I question most of my life choices on an almost daily basis. But the most puzzling is always the need to fit more stuff in. I have a difficult time saying no. Not in that ridiculous “Tell me about your biggest weakness”-type question you may or may not get on the interview trail, but in the way that is damaging to my personal and professional life. Want to get involved in this research project? Yes. Want to get involved with the local outreach? Yes. Want to extend your education indefinitely? Yes. Want to get involved in another research project despite the fact that you application is in? Yes. Want to write a silly blog post? Yes. Want to be around for your family who is almost as used to you being gone as being home?…
Maybe this just got a little deeper than I was hoping for. Next post may or may not be a little more cheerful.
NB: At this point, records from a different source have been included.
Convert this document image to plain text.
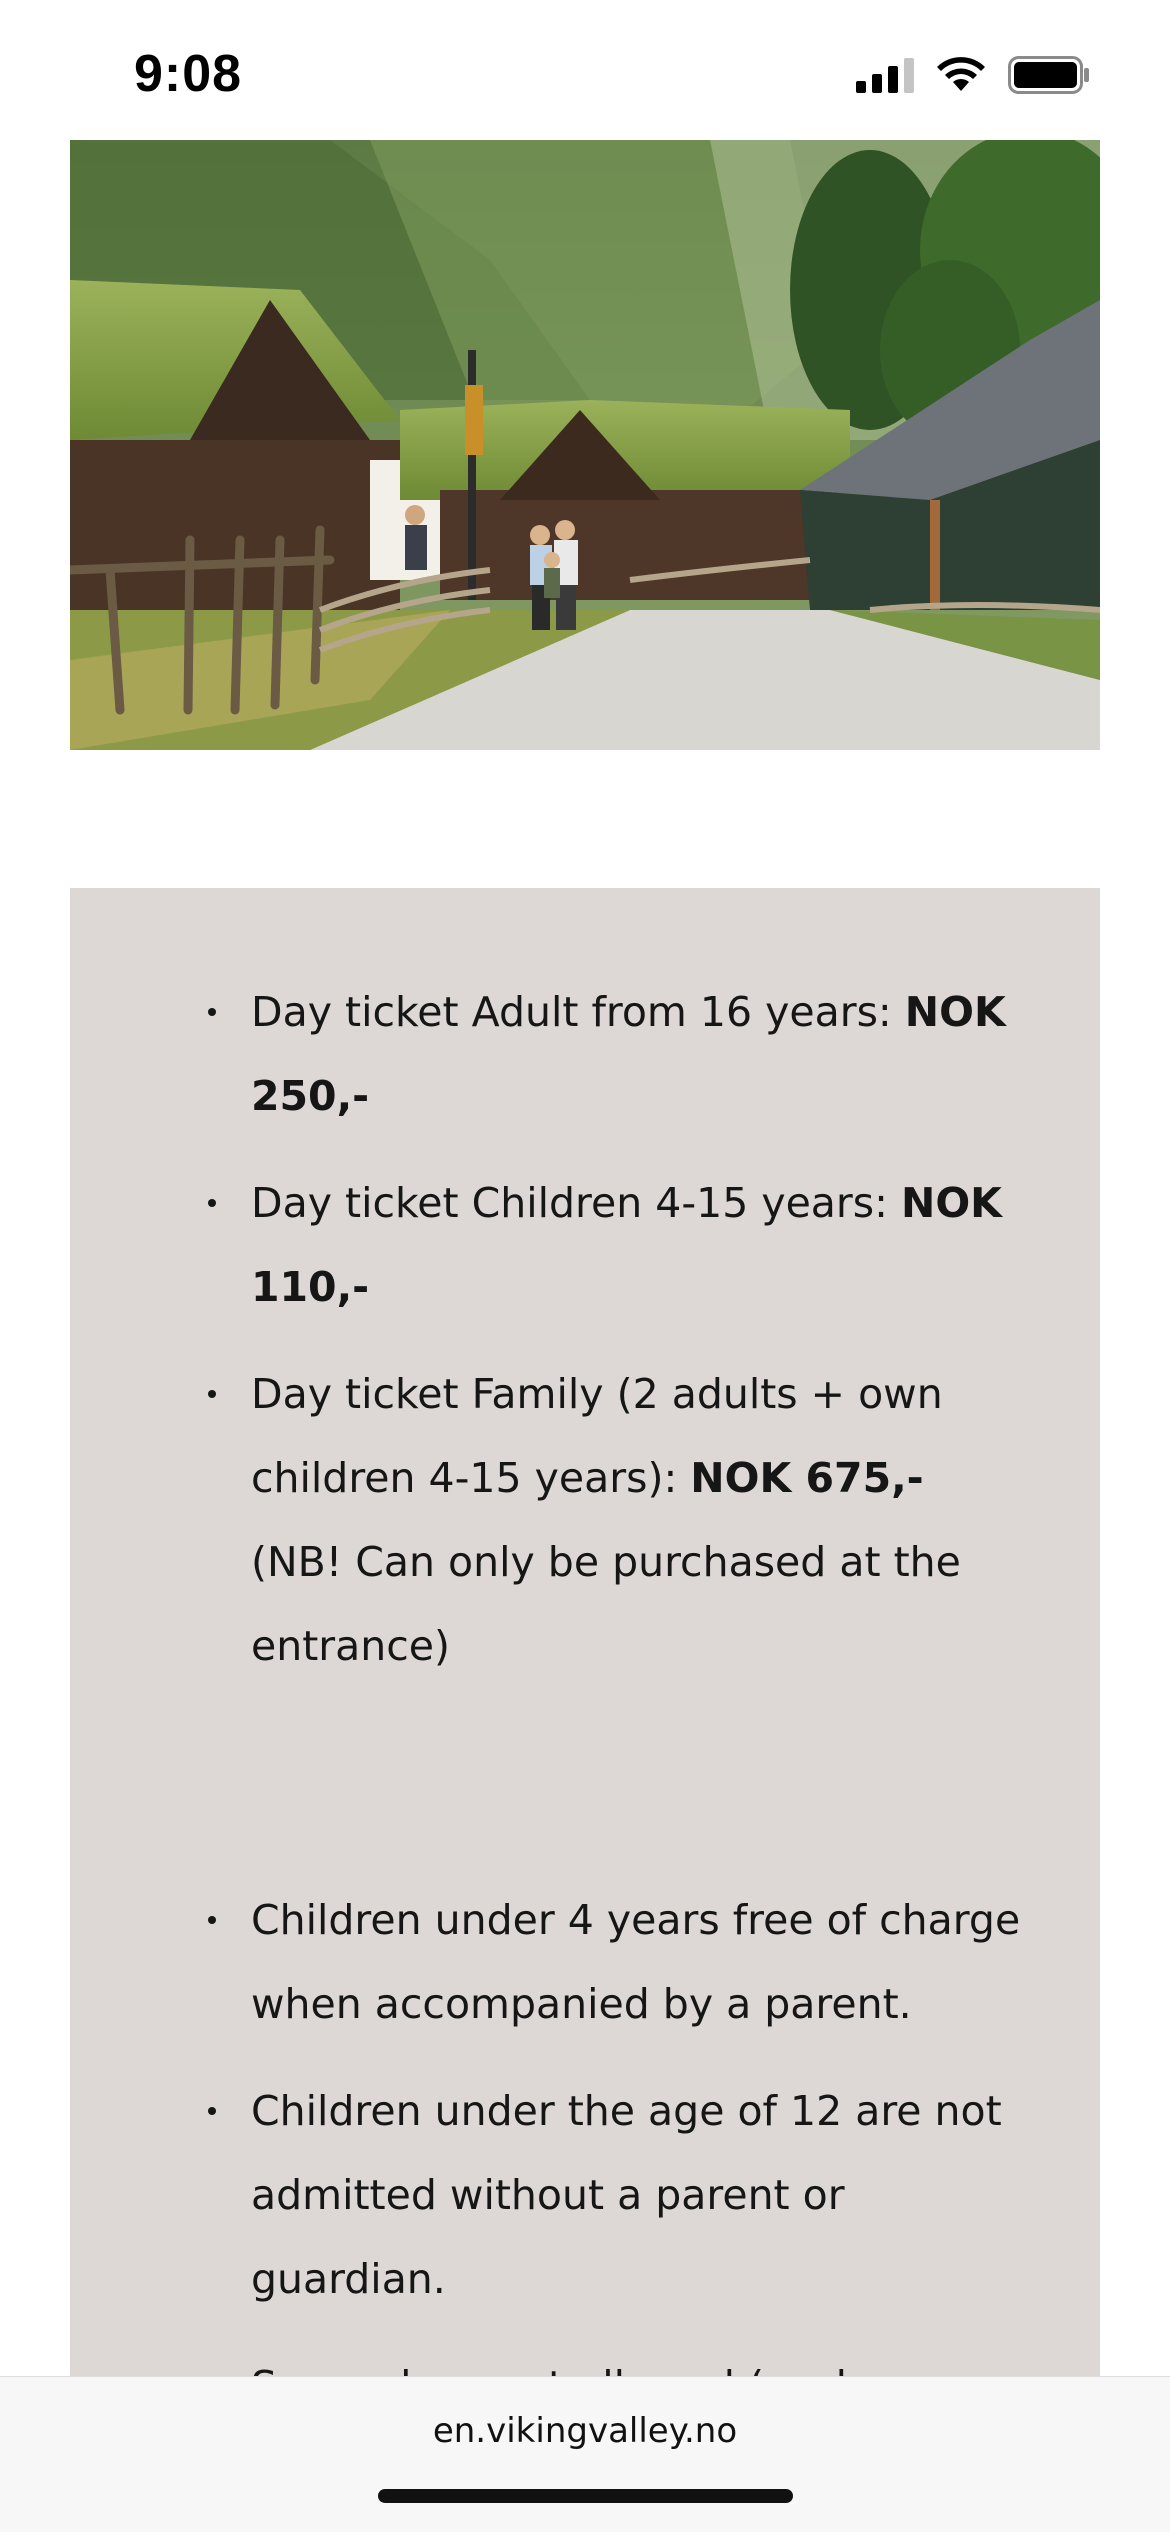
9:08
Day ticket Adult from 16 years: NOK 250,-
Day ticket Children 4-15 years: NOK 110,-
Day ticket Family (2 adults + own children 4-15 years): NOK 675,-
(NB! Can only be purchased at the entrance)
Children under 4 years free of charge when accompanied by a parent.
Children under the age of 12 are not admitted without a parent or guardian.
en.vikingvalley.no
Judd's Journey: A sleepless medical student interviewing for residency Click To Tweet
What a process you candidates go through! My respect/sympathy grows daily. Stressful! Exciting! Life changing! So many questions must continually run through your head. It is a wonder anyone in this situation can get out of their head brain wise , to even put their thoughts together to respond to people in the Here and Now. I would likely be continually saying ” I am sorry…Could you repeat that last question? “. You seem to be holding up well! Drive, fly, walk ,bike etc carefully! Smile and enjoy the journey! You have a come a long way to get to this adventure and I have a feeling that the end of the road is going to be a good place for you! Gods speed!
Awesome writing and experiences, can’t wait for the next post
Good Luck Judd! I have so much respect for the process after watching Steve endure till the end! Match day was such a rush for all of us that watched it unfold! Its great though, because we want our doctors to not toss their cookies when the majority or the population would crumble into a nervous breakdown! We want superman strength out of you all and nerves of steel! Rooting for you in Arizona! Good Luck! If EYESteve likes you – You must be a winner!